Most commodities have now "stared at a price bottom and are groping for a return to normal," Ed Morse and other Citi analysts write in a report released Monday.
However, investors should be wary because the huge rally in mining stocks during February and March has already pushed prices far above fundamental values. "We think that the stocks have run too hard, too fast and valuations look stretched," an accompanying note from the metals and mining team says.
The Citi analysts downgraded three of the world's largest diversified miners on Monday. They cut Rio Tinto PLC from "neutral" to "sell." They also reduced Glencore PLC and South32 Ltd. from "buy" to "neutral."
In addition, the team moved its stance on precious metals from bullish to bearish with a raft of downgrades to many London-listed gold miners, including Acacia Mining PLC and Randgold Resources Ltd.
Most mining companies now offer little in the way of dividends and their earnings display no upward trend, Citi notes. This leaves investors with the difficult problem of how to define value in a sector that has consistently disappointed shareholders over the past four years.
On the plus side, "the key change for us is that the mining companies have stopped destroying value," the analysts write. However, it's not clear that miners actually have a strategy to enhance their value, beyond paying down debt and hoping for better times ahead.
"There is now a substantial risk of giving back up to 50 per cent of the gains made so far during 2016," the analysts warn.
The Citi team was particularly skeptical of the bounce in gold miners.
"Many gold shares have risen by between 40 per cent and 60 per cent year-to-date … [taking] many shares beyond even our new, higher target prices," they say.
For all their caution, the Citi analysts join the growing chorus of observers who see an end to the four-year-long rout in commodity prices. Credit Suisse recently published a report in which it predicted better times ahead for aluminum, metallurgical coal, zinc, lead and gold.

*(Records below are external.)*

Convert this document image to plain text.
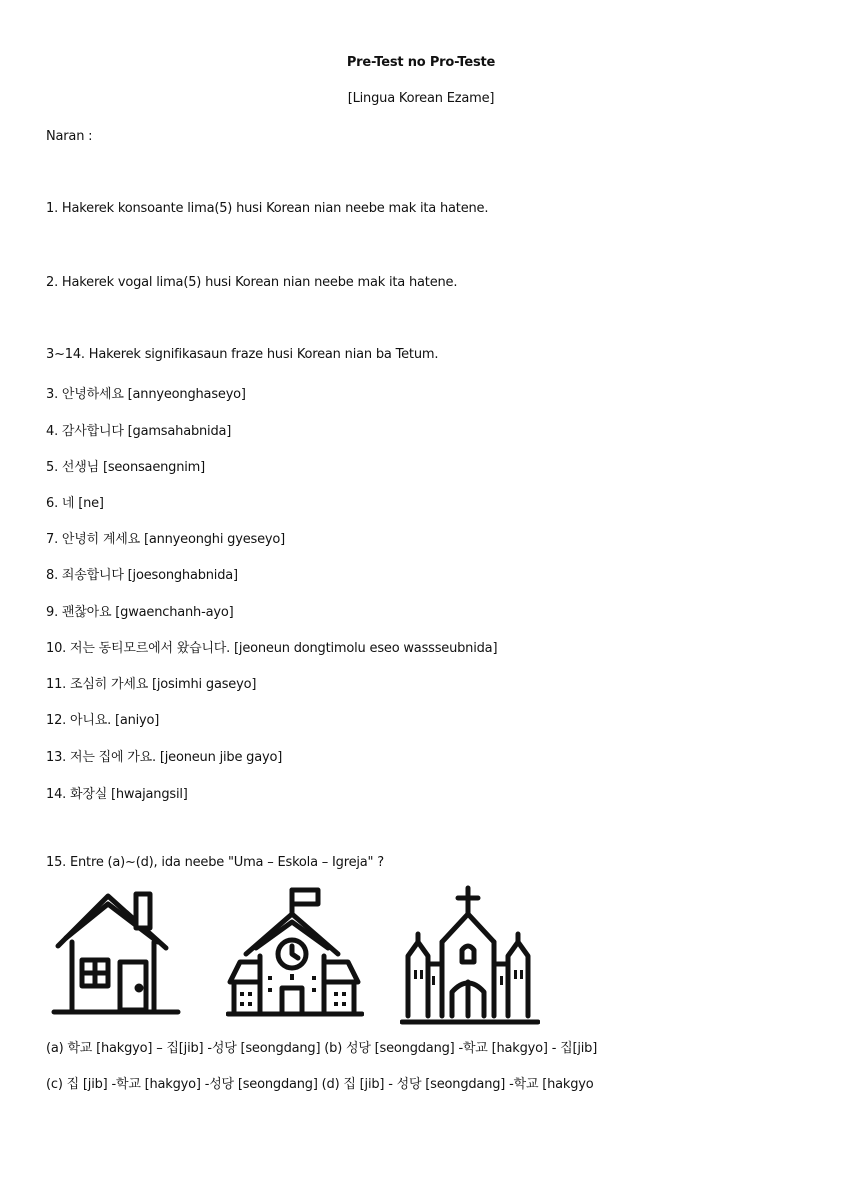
Pre-Test no Pro-Teste
[Lingua Korean Ezame]
Naran :
1. Hakerek konsoante lima(5) husi Korean nian neebe mak ita hatene.
2. Hakerek vogal lima(5) husi Korean nian neebe mak ita hatene.
3~14. Hakerek signifikasaun fraze husi Korean nian ba Tetum.
3. 안녕하세요 [annyeonghaseyo]
4. 감사합니다 [gamsahabnida]
5. 선생님 [seonsaengnim]
6. 네 [ne]
7. 안녕히 계세요 [annyeonghi gyeseyo]
8. 죄송합니다 [joesonghabnida]
9. 괜찮아요 [gwaenchanh-ayo]
10. 저는 동티모르에서 왔습니다. [jeoneun dongtimolu eseo wassseubnida]
11. 조심히 가세요 [josimhi gaseyo]
12. 아니요. [aniyo]
13. 저는 집에 가요. [jeoneun jibe gayo]
14. 화장실 [hwajangsil]
15. Entre (a)~(d), ida neebe "Uma – Eskola – Igreja" ?
(a) 학교 [hakgyo] – 집[jib] -성당 [seongdang] (b) 성당 [seongdang] -학교 [hakgyo] - 집[jib]
(c) 집 [jib] -학교 [hakgyo] -성당 [seongdang] (d) 집 [jib] - 성당 [seongdang] -학교 [hakgyo
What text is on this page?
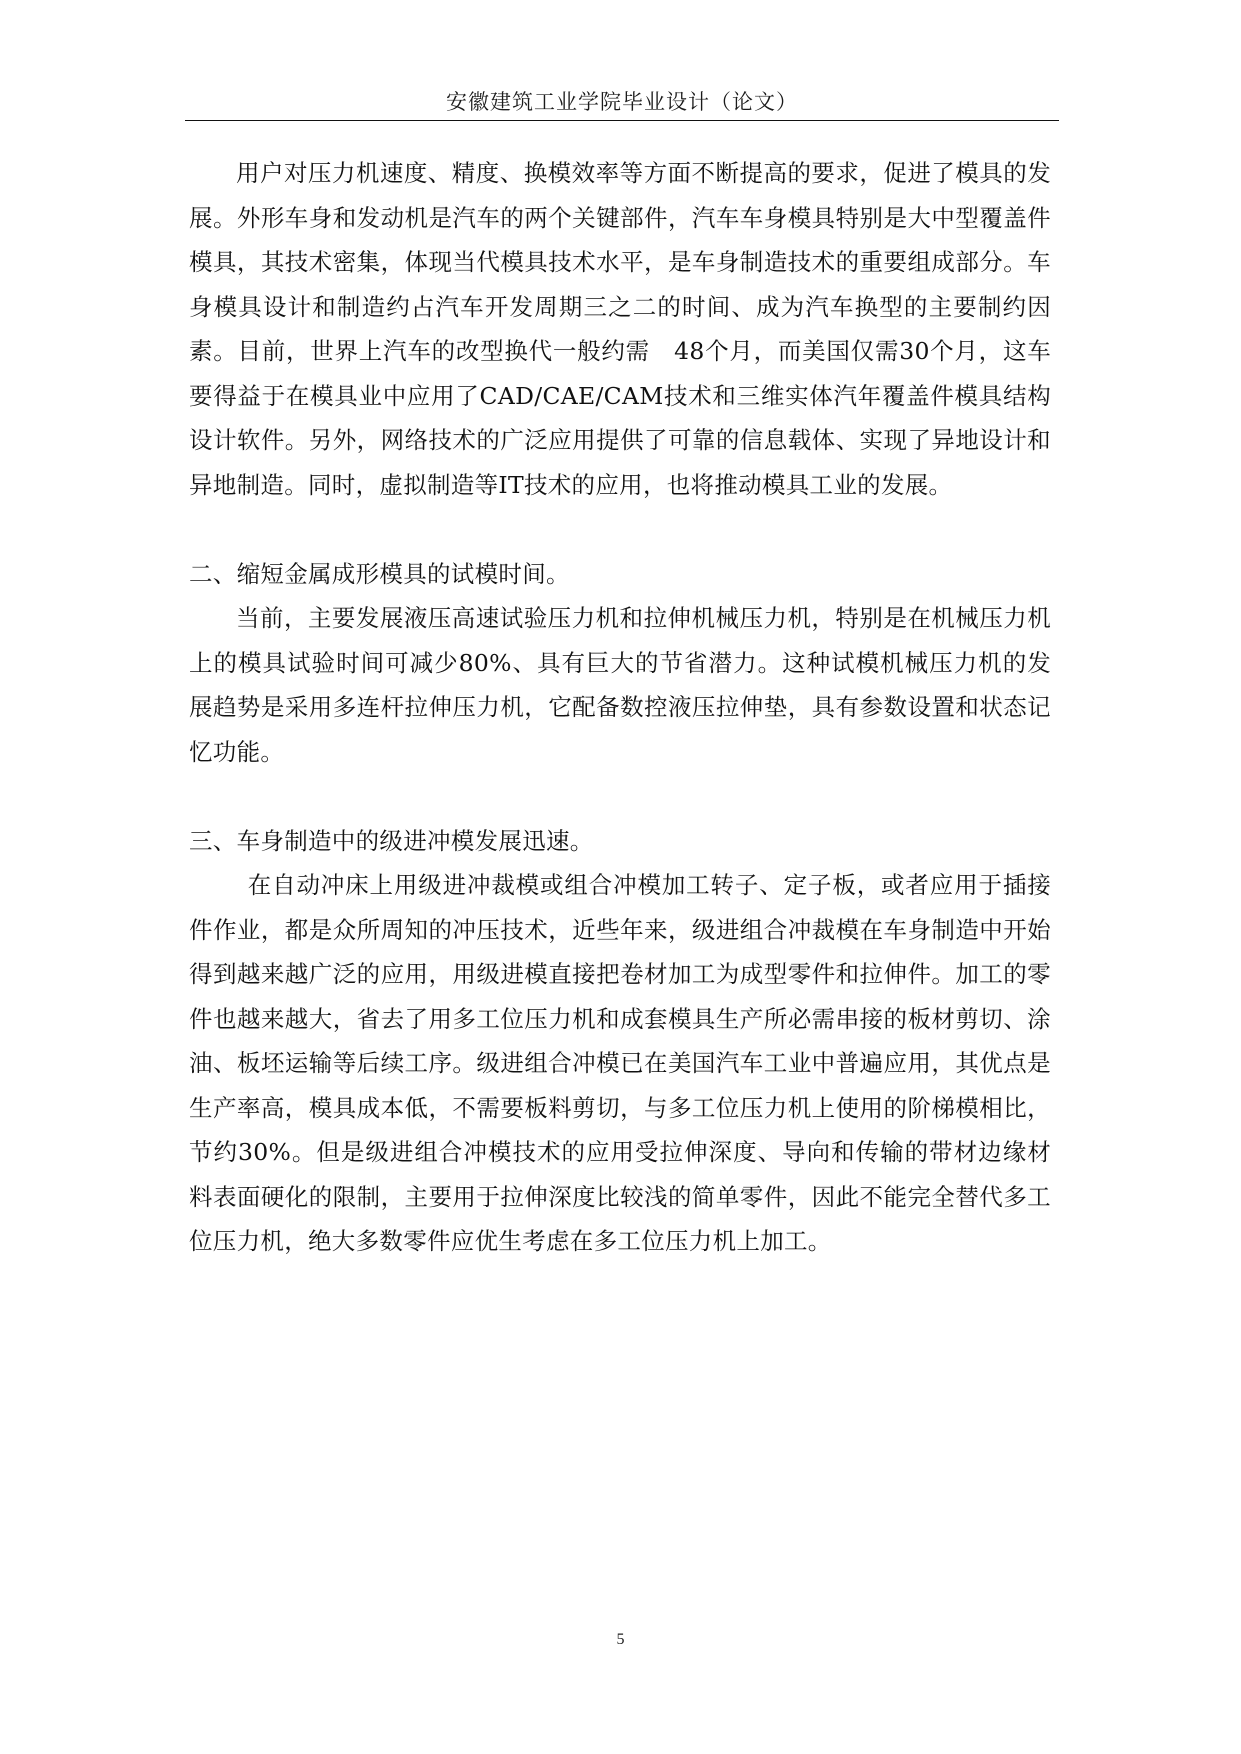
安徽建筑工业学院毕业设计（论文）

用户对压力机速度、精度、换模效率等方面不断提高的要求，促进了模具的发展。外形车身和发动机是汽车的两个关键部件，汽车车身模具特别是大中型覆盖件模具，其技术密集，体现当代模具技术水平，是车身制造技术的重要组成部分。车身模具设计和制造约占汽车开发周期三之二的时间、成为汽车换型的主要制约因素。目前，世界上汽车的改型换代一般约需　48个月，而美国仅需30个月，这车要得益于在模具业中应用了CAD/CAE/CAM技术和三维实体汽年覆盖件模具结构设计软件。另外，网络技术的广泛应用提供了可靠的信息载体、实现了异地设计和异地制造。同时，虚拟制造等IT技术的应用，也将推动模具工业的发展。

二、缩短金属成形模具的试模时间。

当前，主要发展液压高速试验压力机和拉伸机械压力机，特别是在机械压力机上的模具试验时间可减少80%、具有巨大的节省潜力。这种试模机械压力机的发展趋势是采用多连杆拉伸压力机，它配备数控液压拉伸垫，具有参数设置和状态记忆功能。

三、车身制造中的级进冲模发展迅速。

在自动冲床上用级进冲裁模或组合冲模加工转子、定子板，或者应用于插接件作业，都是众所周知的冲压技术，近些年来，级进组合冲裁模在车身制造中开始得到越来越广泛的应用，用级进模直接把卷材加工为成型零件和拉伸件。加工的零件也越来越大，省去了用多工位压力机和成套模具生产所必需串接的板材剪切、涂油、板坯运输等后续工序。级进组合冲模已在美国汽车工业中普遍应用，其优点是生产率高，模具成本低，不需要板料剪切，与多工位压力机上使用的阶梯模相比，节约30%。但是级进组合冲模技术的应用受拉伸深度、导向和传输的带材边缘材料表面硬化的限制，主要用于拉伸深度比较浅的简单零件，因此不能完全替代多工位压力机，绝大多数零件应优生考虑在多工位压力机上加工。

5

For both Credit Suisse and Citi, the key factor is fading fears of a severe Chinese downturn. In its report on Monday, Citi noted that the Chinese economy is showing signs of improvement.
While a broad recovery in commodity prices still remains in the distance, the bank sees reasons to be optimistic about the prices of industrial metals, especially zinc, as China boosts infrastructure and real estate activity.
It is also upbeat about the outlook for energy prices, calling for both oil and natural gas prices to trend higher. "This optimism is based simply on the view that current prices are too low to sustain supply at levels required to compensate for declines from mature assets and to accommodate ongoing demand growth, however anemic," the report says.
It cautions, however, that bulk commodities such as iron ore and thermal coal are likely to remain under pressure.
Iron ore is in serious oversupply, the bank notes. Thermal coal – that is, coal used for power and heat generation – suffers from declining demand as a result of environmental concerns as well as competition from natural gas.